Left ventricular thrombus after acute myocardial infarction
- Gregory YH Lip, MD, FRCPE, FESC, FACC
Gregory YH Lip, MD, FRCPE, FESC, FACC
- Professor of Cardiovascular Medicine
- The University of Birmingham, UK
- Warren J Manning, MD
Warren J Manning, MD
- Section Editor — Noninvasive Cardiac Imaging and Stress Testing
- Professor of Medicine and Radiology
- Harvard Medical School
- Neil J Weissman, MD
Neil J Weissman, MD
- Professor of Medicine
- Georgetown University School of Medicine
Left ventricular (LV) thrombus is one of the more common complications of myocardial infarction (MI). Thrombus development is important because it can lead to arterial embolic complications such as stroke. Patients with LV thrombus, or those at high risk, should receive anticoagulation for at least three months.
This topic will focus on the diagnosis of LV thrombus and the prevention of embolic complications. Other complications of MI such as arrhythmias, cardiogenic shock, and mechanical complications are discussed separately. (See "Clinical manifestations and diagnosis of cardiogenic shock in acute myocardial infarction" and "Clinical features and treatment of ventricular arrhythmias during acute myocardial infarction" and "Supraventricular arrhythmias after myocardial infarction" and "Conduction abnormalities after myocardial infarction" and "Mechanical complications of acute myocardial infarction".)
Other causes of arterial emboli are presented elsewhere. (See "Overview of acute arterial occlusion of the extremities (acute limb ischemia)", section on 'Arterial emboli'.)
EPIDEMIOLOGY AND RISK FACTORS
Formation — The likelihood of developing a left ventricular (LV) thrombus after an acute myocardial infarction (MI) varies with infarct location and size. LV thrombus is most often seen in patients with large anterior ST-elevation MI (STEMI) with anteroapical aneurysm formation; the incidence is lower with smaller infarctions and those involving other myocardial regions [1-11].

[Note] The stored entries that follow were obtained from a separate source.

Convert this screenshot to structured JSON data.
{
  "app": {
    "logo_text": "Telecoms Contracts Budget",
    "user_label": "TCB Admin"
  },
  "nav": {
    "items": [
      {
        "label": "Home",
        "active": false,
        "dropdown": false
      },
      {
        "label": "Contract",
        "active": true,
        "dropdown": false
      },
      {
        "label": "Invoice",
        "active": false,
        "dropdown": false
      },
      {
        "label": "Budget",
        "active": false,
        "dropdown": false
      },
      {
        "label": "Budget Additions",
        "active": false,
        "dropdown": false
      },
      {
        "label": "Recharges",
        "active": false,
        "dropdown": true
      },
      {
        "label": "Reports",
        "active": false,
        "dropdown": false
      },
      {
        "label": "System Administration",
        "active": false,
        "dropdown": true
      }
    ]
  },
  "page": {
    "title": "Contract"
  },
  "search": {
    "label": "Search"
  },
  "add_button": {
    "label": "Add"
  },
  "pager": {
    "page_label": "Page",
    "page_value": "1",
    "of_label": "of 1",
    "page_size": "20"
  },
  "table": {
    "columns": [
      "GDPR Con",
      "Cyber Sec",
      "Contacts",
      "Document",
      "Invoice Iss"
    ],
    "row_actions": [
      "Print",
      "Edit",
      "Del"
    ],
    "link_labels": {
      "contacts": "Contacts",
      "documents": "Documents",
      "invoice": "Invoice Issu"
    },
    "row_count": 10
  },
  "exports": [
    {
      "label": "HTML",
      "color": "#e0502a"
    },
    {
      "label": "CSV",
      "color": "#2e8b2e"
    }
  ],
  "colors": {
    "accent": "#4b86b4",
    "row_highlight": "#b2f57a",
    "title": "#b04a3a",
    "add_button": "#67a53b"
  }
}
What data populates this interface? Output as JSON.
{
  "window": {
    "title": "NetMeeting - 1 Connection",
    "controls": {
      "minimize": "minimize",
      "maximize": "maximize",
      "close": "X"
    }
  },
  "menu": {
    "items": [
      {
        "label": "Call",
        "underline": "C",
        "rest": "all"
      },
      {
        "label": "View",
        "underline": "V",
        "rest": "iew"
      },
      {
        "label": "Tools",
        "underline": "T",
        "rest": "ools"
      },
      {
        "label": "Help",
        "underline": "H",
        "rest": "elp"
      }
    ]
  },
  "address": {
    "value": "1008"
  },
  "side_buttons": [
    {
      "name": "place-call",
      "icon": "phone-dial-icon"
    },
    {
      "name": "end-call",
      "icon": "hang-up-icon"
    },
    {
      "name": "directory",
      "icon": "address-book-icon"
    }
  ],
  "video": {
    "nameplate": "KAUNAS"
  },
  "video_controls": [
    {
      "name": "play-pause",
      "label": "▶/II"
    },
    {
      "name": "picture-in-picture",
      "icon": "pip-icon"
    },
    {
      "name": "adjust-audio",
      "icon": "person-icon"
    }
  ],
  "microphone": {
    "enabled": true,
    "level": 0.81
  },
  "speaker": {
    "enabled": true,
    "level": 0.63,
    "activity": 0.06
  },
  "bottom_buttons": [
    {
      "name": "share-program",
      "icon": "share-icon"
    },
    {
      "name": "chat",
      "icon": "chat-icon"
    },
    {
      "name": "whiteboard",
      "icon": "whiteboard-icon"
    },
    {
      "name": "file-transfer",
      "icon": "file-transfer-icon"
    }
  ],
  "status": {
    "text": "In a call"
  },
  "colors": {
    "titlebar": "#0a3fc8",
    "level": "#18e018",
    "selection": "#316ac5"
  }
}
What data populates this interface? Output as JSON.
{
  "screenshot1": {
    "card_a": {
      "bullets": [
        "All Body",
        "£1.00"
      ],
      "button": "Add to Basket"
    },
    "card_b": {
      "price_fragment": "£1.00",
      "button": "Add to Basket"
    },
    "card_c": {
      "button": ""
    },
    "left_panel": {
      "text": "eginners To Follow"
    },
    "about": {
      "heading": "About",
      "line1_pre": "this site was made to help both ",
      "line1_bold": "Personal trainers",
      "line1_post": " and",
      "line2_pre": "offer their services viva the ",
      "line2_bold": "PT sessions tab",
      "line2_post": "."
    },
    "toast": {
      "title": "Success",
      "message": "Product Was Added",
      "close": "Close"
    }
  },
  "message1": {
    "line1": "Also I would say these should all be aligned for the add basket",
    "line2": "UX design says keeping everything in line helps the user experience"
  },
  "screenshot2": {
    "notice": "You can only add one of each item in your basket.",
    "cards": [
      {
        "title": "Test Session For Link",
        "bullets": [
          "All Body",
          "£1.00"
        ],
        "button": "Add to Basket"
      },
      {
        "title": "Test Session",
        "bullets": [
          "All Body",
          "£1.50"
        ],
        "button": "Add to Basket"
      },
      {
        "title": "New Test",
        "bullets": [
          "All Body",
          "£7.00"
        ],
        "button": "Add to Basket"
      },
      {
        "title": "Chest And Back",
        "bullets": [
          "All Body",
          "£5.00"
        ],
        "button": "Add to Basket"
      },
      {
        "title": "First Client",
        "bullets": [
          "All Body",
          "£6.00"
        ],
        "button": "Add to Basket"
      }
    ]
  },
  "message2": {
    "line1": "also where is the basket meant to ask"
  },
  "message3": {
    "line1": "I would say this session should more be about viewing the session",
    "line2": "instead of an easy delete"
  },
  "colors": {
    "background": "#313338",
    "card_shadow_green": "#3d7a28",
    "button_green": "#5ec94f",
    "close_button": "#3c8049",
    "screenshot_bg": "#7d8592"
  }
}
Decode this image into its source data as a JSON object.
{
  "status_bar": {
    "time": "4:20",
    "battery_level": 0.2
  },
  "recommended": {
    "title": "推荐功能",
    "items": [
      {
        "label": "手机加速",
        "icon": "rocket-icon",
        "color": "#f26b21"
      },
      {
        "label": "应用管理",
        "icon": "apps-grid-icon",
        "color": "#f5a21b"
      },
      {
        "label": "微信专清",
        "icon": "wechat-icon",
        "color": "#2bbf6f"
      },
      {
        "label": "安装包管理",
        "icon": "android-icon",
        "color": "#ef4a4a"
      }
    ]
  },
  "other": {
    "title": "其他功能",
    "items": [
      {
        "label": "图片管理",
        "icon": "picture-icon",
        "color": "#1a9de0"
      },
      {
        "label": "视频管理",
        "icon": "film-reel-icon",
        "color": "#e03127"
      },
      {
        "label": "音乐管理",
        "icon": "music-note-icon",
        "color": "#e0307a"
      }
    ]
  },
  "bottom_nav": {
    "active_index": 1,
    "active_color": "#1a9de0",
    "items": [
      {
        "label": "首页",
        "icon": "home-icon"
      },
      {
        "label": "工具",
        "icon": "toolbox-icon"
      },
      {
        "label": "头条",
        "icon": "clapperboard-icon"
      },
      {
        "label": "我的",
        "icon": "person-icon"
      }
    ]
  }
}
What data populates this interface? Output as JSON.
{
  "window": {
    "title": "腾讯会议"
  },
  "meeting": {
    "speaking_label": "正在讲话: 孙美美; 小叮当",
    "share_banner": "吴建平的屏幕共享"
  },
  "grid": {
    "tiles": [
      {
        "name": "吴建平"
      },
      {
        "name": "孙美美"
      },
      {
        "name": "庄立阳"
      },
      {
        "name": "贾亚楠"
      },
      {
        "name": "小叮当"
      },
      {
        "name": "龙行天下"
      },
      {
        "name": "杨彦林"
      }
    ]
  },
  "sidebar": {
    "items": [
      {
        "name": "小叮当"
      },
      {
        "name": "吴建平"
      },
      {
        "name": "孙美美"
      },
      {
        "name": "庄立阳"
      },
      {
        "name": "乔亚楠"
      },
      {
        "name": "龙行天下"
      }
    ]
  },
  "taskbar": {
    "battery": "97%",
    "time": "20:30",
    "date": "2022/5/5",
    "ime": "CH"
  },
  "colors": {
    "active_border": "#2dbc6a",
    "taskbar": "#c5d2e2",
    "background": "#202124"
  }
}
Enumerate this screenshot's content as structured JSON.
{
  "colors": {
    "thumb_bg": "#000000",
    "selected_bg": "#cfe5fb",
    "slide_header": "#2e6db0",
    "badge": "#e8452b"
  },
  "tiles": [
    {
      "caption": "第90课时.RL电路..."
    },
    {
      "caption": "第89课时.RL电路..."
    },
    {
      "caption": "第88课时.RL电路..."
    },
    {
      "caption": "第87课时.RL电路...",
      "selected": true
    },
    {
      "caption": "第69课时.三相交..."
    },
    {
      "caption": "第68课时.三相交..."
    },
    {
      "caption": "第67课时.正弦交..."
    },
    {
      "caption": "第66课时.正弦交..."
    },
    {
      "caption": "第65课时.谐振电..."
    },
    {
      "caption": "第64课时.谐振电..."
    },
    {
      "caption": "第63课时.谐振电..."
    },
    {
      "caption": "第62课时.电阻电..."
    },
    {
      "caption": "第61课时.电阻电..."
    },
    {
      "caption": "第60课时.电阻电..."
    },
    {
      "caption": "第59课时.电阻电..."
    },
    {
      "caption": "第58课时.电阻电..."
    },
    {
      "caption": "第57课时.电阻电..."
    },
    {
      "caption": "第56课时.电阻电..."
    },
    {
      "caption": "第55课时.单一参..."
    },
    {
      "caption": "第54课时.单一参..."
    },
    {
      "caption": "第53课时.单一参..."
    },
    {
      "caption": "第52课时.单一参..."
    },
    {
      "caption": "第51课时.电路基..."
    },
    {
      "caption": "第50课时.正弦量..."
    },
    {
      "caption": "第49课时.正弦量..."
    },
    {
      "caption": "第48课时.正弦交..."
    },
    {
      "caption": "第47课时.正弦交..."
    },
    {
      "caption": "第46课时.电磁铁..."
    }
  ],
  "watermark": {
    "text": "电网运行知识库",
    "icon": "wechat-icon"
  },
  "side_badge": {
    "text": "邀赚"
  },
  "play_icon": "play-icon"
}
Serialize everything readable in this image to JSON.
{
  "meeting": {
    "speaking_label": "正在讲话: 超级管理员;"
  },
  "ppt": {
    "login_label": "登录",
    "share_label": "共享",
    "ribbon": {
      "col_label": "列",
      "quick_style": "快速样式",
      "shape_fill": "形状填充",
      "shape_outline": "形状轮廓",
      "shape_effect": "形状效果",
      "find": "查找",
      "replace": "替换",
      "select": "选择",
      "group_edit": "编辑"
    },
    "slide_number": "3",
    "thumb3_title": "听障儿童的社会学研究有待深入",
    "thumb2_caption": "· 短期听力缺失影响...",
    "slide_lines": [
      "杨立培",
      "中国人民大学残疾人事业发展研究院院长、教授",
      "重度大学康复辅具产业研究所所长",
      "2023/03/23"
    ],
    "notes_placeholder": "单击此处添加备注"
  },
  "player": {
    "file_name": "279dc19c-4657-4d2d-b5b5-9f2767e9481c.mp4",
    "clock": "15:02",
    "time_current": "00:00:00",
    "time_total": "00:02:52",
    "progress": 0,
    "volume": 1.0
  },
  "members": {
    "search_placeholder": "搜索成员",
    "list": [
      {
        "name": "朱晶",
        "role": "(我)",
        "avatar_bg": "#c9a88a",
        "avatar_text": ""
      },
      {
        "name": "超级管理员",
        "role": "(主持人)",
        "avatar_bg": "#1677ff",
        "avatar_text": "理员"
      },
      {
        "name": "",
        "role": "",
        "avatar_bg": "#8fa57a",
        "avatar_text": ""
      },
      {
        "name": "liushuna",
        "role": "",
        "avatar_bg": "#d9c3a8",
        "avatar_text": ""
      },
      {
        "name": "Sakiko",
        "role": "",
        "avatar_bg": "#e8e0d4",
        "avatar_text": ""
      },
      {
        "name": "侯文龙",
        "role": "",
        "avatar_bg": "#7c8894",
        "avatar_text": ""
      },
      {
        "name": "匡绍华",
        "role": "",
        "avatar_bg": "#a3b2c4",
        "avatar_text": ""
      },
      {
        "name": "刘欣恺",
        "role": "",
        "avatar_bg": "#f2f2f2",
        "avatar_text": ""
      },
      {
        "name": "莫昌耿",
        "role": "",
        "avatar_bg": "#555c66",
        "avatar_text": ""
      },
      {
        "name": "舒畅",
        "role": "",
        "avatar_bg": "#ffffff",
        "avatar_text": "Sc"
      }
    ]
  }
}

These anterior infarcts have large areas of poorly contracting LV muscle; adjacent intracavitary blood movement is sluggish compared to normal areas. This relative stasis of blood is thought to increase the risk of thrombus formation. An LV aneurysm and a mural thrombus have been identified in autopsy or surgery in more than 50 percent of these patients. Two factors contribute to clot formation in this setting: stasis of flow in the aneurysm cavity and contact of blood with the fibrous tissue in the aneurysm rather than normal endocardium. (See "Left ventricular aneurysm and pseudoaneurysm following acute myocardial infarction", section on 'Systemic embolization'.)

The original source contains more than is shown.